Now combine those lower tuition revenues with lower state funding across the UW System, and you can see why lower-enrollment campuses like Superior, Stevens Point, and Milwaukee have had so many problems staying afloat. Those numbers also don’t take into account the struggles that the 2-year Colleges have had in Wisconsin this year, after a ham-handed initiative to merge the Colleges with nearby 4-year schools starting in 2018-19.

In fact, the NBER says that while lower-income students have been able to get enough financial aid to cover their need, that’s not the case for working and middle-class students. And those are the ones that tend to end up in financial distress both in getting to college, and in the years after they graduate.
The overall increase in in-state tuition levels and the increased stratification in pricing structures among public colleges and universities has increased unmet need—that is, cost of attendance not covered by grants or expected family resources—markedly among moderate-income students as well as lowincome students. Comparing students entering public four-year colleges and universities between 2004 and 2016, data from the National Postsecondary Student Aid Study (NPSAS) show that unmet need increased by about $6,800 for dependent students from families in the $48,000–$75,000 income range, with increases of about $5,000 for those with lower incomes. The net effect in the short run is increased borrowing, while recent evidence from Chakrabarti, Gorton, and Lovenheim (2018) suggests that declines in state appropriations have longer-term effects on student debt, car ownership, and homeownership.
The NBER and LAB both show that the anti-UW policies at the state level aren’t doing as much to us crazy hippie liberals in Madison (sorry, outstate WisGOPs), but it is putting a big hurt on the regionalized, smaller UW schools that have more students from in-state, and have more students staying around after they graduate. And the Starve the Beast mentality is putting college further out of reach for working and middle-class students, while not changing then futures of richer students.
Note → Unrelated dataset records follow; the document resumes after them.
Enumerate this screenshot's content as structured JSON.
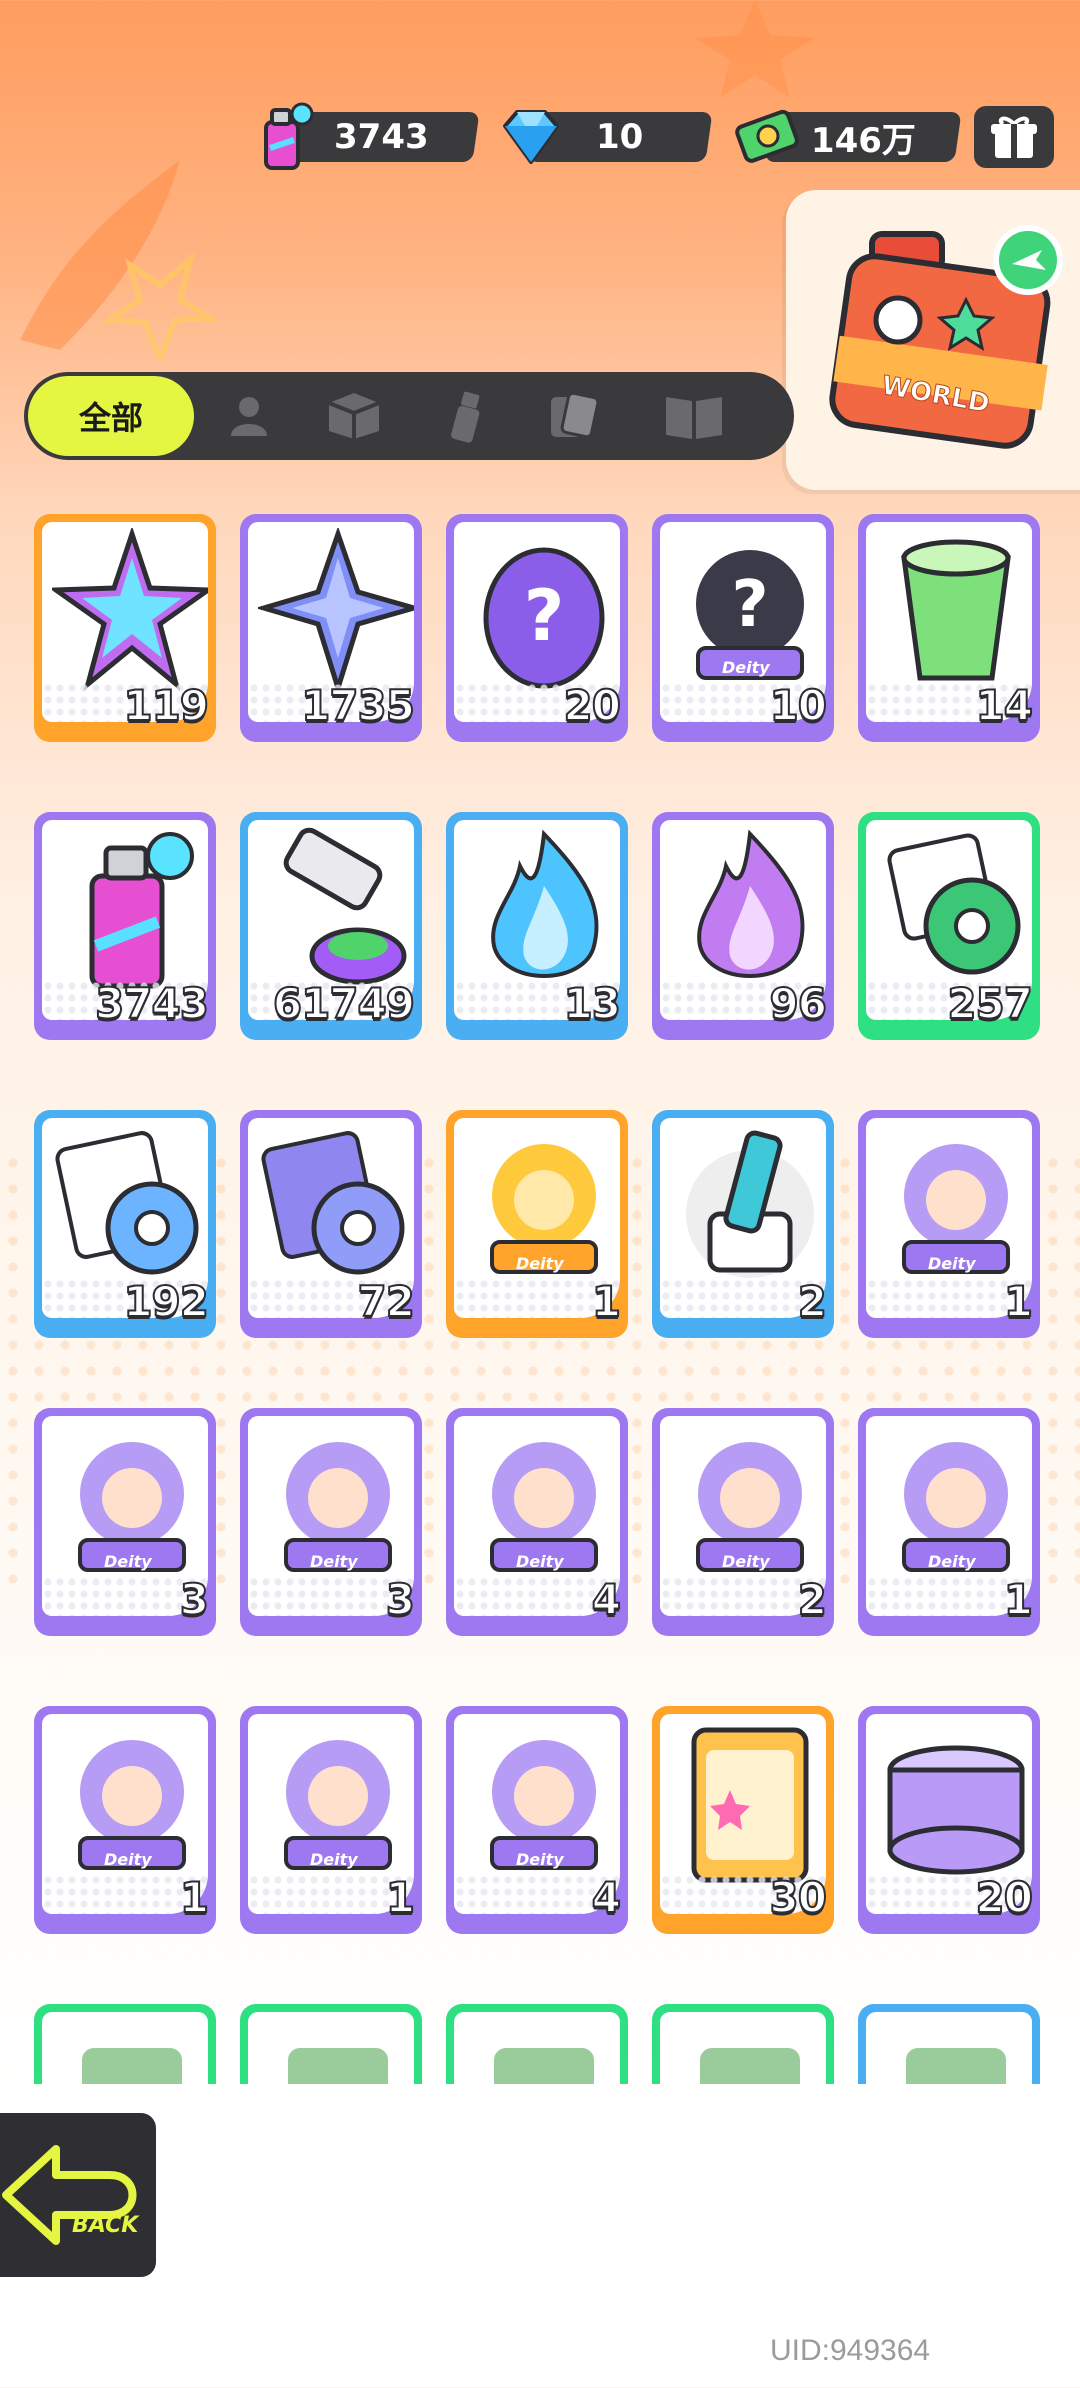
{
  "currencies": [
    {
      "name": "spray-can",
      "icon": "spray-can-icon",
      "value": "3743"
    },
    {
      "name": "diamond",
      "icon": "diamond-icon",
      "value": "10"
    },
    {
      "name": "cash",
      "icon": "cash-icon",
      "value": "146万"
    }
  ],
  "world_box": {
    "label": "WORLD"
  },
  "tabs": [
    {
      "label": "全部",
      "icon": "all",
      "active": true
    },
    {
      "label": "",
      "icon": "person-icon"
    },
    {
      "label": "",
      "icon": "box-icon"
    },
    {
      "label": "",
      "icon": "spray-icon"
    },
    {
      "label": "",
      "icon": "cards-icon"
    },
    {
      "label": "",
      "icon": "book-icon"
    }
  ],
  "items": [
    {
      "icon": "rainbow-star-icon",
      "qty": "119",
      "rarity": "orange"
    },
    {
      "icon": "blue-star-icon",
      "qty": "1735",
      "rarity": "purple"
    },
    {
      "icon": "mystery-egg-icon",
      "qty": "20",
      "rarity": "purple"
    },
    {
      "icon": "mystery-deity-icon",
      "qty": "10",
      "rarity": "purple"
    },
    {
      "icon": "drink-cup-icon",
      "qty": "14",
      "rarity": "purple"
    },
    {
      "icon": "spray-can-icon",
      "qty": "3743",
      "rarity": "purple"
    },
    {
      "icon": "paint-tube-icon",
      "qty": "61749",
      "rarity": "blue"
    },
    {
      "icon": "blue-flame-icon",
      "qty": "13",
      "rarity": "blue"
    },
    {
      "icon": "purple-flame-icon",
      "qty": "96",
      "rarity": "purple"
    },
    {
      "icon": "green-tape-icon",
      "qty": "257",
      "rarity": "green"
    },
    {
      "icon": "blue-tape-icon",
      "qty": "192",
      "rarity": "blue"
    },
    {
      "icon": "purple-tape-icon",
      "qty": "72",
      "rarity": "purple"
    },
    {
      "icon": "gold-deity-icon",
      "qty": "1",
      "rarity": "orange"
    },
    {
      "icon": "usb-key-icon",
      "qty": "2",
      "rarity": "blue"
    },
    {
      "icon": "deity-portrait-icon",
      "qty": "1",
      "rarity": "purple"
    },
    {
      "icon": "deity-portrait-icon",
      "qty": "3",
      "rarity": "purple"
    },
    {
      "icon": "deity-portrait-icon",
      "qty": "3",
      "rarity": "purple"
    },
    {
      "icon": "deity-portrait-icon",
      "qty": "4",
      "rarity": "purple"
    },
    {
      "icon": "deity-portrait-icon",
      "qty": "2",
      "rarity": "purple"
    },
    {
      "icon": "deity-portrait-icon",
      "qty": "1",
      "rarity": "purple"
    },
    {
      "icon": "deity-portrait-icon",
      "qty": "1",
      "rarity": "purple"
    },
    {
      "icon": "deity-portrait-icon",
      "qty": "1",
      "rarity": "purple"
    },
    {
      "icon": "deity-portrait-icon",
      "qty": "4",
      "rarity": "purple"
    },
    {
      "icon": "sticker-pack-icon",
      "qty": "30",
      "rarity": "orange"
    },
    {
      "icon": "cool-can-icon",
      "qty": "20",
      "rarity": "purple"
    },
    {
      "icon": "partial-item-icon",
      "qty": "",
      "rarity": "green"
    },
    {
      "icon": "partial-item-icon",
      "qty": "",
      "rarity": "green"
    },
    {
      "icon": "partial-item-icon",
      "qty": "",
      "rarity": "green"
    },
    {
      "icon": "partial-item-icon",
      "qty": "",
      "rarity": "green"
    },
    {
      "icon": "partial-item-icon",
      "qty": "",
      "rarity": "blue"
    }
  ],
  "deity_tag": "Deity",
  "back_button": {
    "label": "BACK"
  },
  "uid": "UID:949364",
  "colors": {
    "orange": "#ffa32a",
    "purple": "#9d78f0",
    "blue": "#49aef2",
    "green": "#2fe082",
    "active_tab": "#e4f542"
  }
}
In other words, the whole “politics of resentment” strategy that WisGOP has had against the UW for the 2010s is causing more damage to their own constituents instead of the “elites” that they claim they’re trying to injure with these policies.

Which leads me to offer a simple solution - Allow UW-Madison to operate with few strings attached as the special case that it is, and reduce state aids to them while raising it to the other schools. Also, allow Madison to raise its undergraduate tuition, so it doesn’t have to rely so much on Coasties and foreign students paying “full-price”, and boost financial aid for all in-state students that attend UW schools.

If you want to make higher education affordable and to not financially hamstring Wisconsinites after they graduate, this seems like a good way to do it. Which means WisGOP will never go for it, because a high-level UW System that offers more opportunity at a more efrficient cost really isn't in their long-term interests.